Now the phrensy of party bigotry blazed forth in illuminations, bonfires, burning effigies, roasting sheep, and in all manner of riotous dissipation. The minds of the vulgar were now poisoned with prejudices artfully circulated; and the tongue under no restraint but that of its own faction. Some of this Majesty's subjects were exposed to the grossest insults with the danger of their lives. This scene of wild extravagance sancted sanctioned by such usurpation, is a sure fore-runner of oppression, decay of public credit, the unprotection of individuals and their property. It also betrays an imbecile mind, and leaves a remarkable and odious stigma upon your conduct.

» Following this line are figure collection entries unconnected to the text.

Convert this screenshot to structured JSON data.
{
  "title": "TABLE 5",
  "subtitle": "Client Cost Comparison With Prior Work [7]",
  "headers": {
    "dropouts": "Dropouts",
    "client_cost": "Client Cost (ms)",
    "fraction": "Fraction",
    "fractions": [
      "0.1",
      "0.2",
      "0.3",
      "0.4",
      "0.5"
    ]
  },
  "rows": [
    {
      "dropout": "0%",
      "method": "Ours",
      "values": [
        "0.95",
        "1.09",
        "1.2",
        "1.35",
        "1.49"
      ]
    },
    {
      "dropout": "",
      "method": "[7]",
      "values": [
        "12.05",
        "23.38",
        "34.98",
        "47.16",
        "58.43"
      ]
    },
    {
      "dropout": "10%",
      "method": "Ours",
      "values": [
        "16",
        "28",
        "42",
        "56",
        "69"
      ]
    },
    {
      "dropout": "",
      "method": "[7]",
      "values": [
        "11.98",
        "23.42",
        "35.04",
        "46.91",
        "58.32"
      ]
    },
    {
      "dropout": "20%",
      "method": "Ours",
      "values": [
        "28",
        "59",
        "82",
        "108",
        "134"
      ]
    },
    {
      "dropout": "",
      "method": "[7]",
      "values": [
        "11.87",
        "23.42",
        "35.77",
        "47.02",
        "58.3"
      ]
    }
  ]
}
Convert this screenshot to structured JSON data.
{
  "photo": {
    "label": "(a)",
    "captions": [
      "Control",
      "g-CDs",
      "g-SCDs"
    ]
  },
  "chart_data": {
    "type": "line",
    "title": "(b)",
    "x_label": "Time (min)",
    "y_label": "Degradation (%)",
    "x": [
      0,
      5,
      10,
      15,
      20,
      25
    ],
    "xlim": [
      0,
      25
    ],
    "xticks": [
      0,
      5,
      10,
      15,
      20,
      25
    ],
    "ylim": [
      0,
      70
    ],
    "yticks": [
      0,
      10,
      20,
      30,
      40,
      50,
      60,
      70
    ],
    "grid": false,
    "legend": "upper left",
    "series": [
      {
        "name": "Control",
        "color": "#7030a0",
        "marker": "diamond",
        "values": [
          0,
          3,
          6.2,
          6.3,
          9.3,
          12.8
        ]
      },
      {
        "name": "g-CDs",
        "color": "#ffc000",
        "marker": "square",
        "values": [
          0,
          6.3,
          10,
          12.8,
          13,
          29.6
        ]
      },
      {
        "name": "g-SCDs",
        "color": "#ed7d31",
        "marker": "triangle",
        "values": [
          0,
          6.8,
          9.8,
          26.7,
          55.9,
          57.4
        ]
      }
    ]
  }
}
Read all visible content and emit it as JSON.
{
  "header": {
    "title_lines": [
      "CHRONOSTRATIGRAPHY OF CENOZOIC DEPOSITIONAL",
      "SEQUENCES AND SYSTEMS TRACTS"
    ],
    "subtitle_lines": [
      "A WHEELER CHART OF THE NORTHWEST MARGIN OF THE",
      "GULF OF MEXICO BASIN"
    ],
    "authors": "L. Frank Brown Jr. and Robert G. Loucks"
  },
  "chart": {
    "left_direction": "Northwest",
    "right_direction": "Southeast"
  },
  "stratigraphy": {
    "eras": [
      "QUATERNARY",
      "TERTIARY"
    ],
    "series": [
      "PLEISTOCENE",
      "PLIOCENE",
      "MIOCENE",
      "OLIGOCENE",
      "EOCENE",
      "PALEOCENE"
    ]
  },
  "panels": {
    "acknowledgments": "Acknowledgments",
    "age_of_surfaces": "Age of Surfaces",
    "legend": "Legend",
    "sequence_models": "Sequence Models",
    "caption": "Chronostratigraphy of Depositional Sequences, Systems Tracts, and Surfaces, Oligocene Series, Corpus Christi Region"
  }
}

I am inclined to think you expected to find scarce a man that would disapprove of your measures, however here you were mistaken, and some people begun to speak pretty freely upon the business; but this freedom of speech caused a report to be circulated, that if any efforts were made to prejudice the minds of the people against your administration, you would immediately put the country under martial law and hang the offenders (loyalists).  Be this as it may as coming from you, it was credited, and undoubtedly put the people in fear that were known to be of opposite opinions to your party.  Is not this an intrusion on the liberty of the subjects?

When the licentious and extravagant mirth began to abate, the mind of course was more at liberty to enquire into the cause, and it was soon whispered, that the Government bills given during your administration were not likely to be duly honoured. This was a blow upon public credit, and a scarcity of money was soon a general complaint. Instead of the times altering for the better according to expectation, a contrary effect was produced. Now many people begun to see their error, and that they had been supporting a different man than yourself."